In a 5-4 decision, the Washington Supreme Court ruled that the lawsuit of a woman who was raped as a teenager by an older student in the Bethel School District must go back to Superior Court to be heard by a jury.
The woman, identified in court records as N.L., was 14 in 2007, when she was attacked at the older student’s home.
“School districts have a duty to take reasonable care to protect the children in their custody from foreseeable harm,” Justice Steven Gonzalez wrote in the opinion for the majority.
“Whether the district failed to meet its duty and whether any such failure caused N.L.’s injury are properly matters for the jury.”
N.L. sued the school district in 2012, contending the district knew her 18-year-old attacker, Nicholas Clark, was a registered sex offender. She said the district failed to notify staff members or take other precautions to protect students from him.
The district argued it wasn’t liable, because N.L. wasn’t in its care when the rape happened. Pierce County Superior Court Judge Susan Serko dismissed the lawsuit, the state Court of Appeals reversed that decision and the Supreme Court decision Thursday upheld the reversal.
Julie Kays, N.L.’s attorney, said the decision “gives our client, who was sexually assaulted by a registered sex offender student, her day in court.”
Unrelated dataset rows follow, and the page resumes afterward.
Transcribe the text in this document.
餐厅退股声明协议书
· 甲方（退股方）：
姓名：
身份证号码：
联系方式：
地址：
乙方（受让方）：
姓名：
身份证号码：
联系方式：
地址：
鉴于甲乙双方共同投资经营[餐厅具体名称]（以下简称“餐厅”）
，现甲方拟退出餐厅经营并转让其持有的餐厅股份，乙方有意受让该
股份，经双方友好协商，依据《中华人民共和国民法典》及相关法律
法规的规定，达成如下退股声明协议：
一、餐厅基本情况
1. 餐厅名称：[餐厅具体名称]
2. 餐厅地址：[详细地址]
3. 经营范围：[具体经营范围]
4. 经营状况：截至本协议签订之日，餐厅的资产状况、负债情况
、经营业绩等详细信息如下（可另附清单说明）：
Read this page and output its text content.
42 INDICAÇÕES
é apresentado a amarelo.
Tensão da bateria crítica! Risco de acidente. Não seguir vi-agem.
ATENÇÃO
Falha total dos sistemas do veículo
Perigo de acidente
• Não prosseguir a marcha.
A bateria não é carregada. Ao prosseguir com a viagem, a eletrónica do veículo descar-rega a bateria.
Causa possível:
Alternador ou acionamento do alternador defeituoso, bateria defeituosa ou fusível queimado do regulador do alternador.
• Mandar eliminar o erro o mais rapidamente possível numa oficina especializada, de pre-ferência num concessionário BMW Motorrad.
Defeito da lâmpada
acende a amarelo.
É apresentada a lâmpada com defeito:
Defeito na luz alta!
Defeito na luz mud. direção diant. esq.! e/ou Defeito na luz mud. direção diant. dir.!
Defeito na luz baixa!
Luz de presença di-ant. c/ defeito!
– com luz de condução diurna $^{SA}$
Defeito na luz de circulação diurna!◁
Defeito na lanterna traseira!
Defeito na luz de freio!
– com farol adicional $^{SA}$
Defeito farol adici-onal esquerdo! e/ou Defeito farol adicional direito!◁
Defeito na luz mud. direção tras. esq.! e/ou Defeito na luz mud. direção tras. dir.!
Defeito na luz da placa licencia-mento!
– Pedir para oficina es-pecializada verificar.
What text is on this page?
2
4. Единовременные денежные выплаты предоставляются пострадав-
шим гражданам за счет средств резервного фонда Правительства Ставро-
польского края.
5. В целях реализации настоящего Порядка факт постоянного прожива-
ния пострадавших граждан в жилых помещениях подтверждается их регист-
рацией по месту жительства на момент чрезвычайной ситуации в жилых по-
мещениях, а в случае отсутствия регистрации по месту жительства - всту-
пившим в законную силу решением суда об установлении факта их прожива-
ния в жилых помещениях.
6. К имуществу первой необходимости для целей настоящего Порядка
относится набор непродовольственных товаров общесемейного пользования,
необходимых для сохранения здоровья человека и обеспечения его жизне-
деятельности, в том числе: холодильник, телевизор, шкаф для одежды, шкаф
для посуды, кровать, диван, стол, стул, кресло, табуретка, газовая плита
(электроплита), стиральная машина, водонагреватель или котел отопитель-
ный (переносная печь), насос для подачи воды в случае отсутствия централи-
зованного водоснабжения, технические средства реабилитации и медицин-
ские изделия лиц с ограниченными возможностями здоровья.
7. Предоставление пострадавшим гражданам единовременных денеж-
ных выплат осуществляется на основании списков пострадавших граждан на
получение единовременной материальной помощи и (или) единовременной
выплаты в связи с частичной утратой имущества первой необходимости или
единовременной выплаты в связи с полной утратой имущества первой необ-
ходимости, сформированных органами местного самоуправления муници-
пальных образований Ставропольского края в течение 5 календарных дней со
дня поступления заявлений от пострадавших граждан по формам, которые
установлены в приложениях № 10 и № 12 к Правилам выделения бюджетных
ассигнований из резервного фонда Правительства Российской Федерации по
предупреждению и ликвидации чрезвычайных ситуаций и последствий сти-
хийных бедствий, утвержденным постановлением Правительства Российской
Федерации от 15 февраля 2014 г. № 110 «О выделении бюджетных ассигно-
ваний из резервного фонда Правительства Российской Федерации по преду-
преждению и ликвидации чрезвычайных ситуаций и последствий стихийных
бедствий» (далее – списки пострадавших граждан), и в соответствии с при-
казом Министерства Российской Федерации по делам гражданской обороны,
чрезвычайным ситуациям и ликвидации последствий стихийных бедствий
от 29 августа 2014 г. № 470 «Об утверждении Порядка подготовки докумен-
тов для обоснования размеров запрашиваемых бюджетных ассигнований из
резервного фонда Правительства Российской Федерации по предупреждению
A call to Francis Floyd, the district’s attorney, wasn’t returned Thursday afternoon.
Clark mentored younger students at track practice, N.L. alleged, which is how they met. He persuaded her to skip track practice under the pretense of taking her to lunch, and instead took her to his home, where he assaulted her.
Clark pleaded guilty to second-degree assault in connection with the attack, and was sentenced to a year and a month in prison.
He was a Bethel High School student at the time and N.L was a pupil at Bethel Junior High School. The schools shared a track field. The lawsuit argues the district didn’t notify track coaches or other staff members about Clark’s sex offender status.
In 2004, he assaulted another student in the district, pleaded guilty to attempted indecent liberties and was sentenced to 12 months of community custody. He also was required to register as a level one sex offender — those considered least likely to reoffend.
In addition, he was ordered to have no contact with anyone two or more years younger than him.
“There is considerable evidence in the record that suggests the principal did not inform Clark's teachers, coaches, or relevant staff of Clark’s status,” Gonzalez wrote. “The evidence also suggests that the principal did not develop a safety plan, let alone one that would have helped Clark avoid students two or more years younger than him.”
Chief Justice Barbara Madsen wrote in the opinion for the dissent that the majority decision exposes school districts to liability for things they can’t control.
“Because a school district does not owe a duty of care to students who are injured by the criminal conduct of other students while not in the custody of the school district, and because the plaintiff has failed to establish proximate cause as a matter of law, I would affirm the trial court,” she wrote.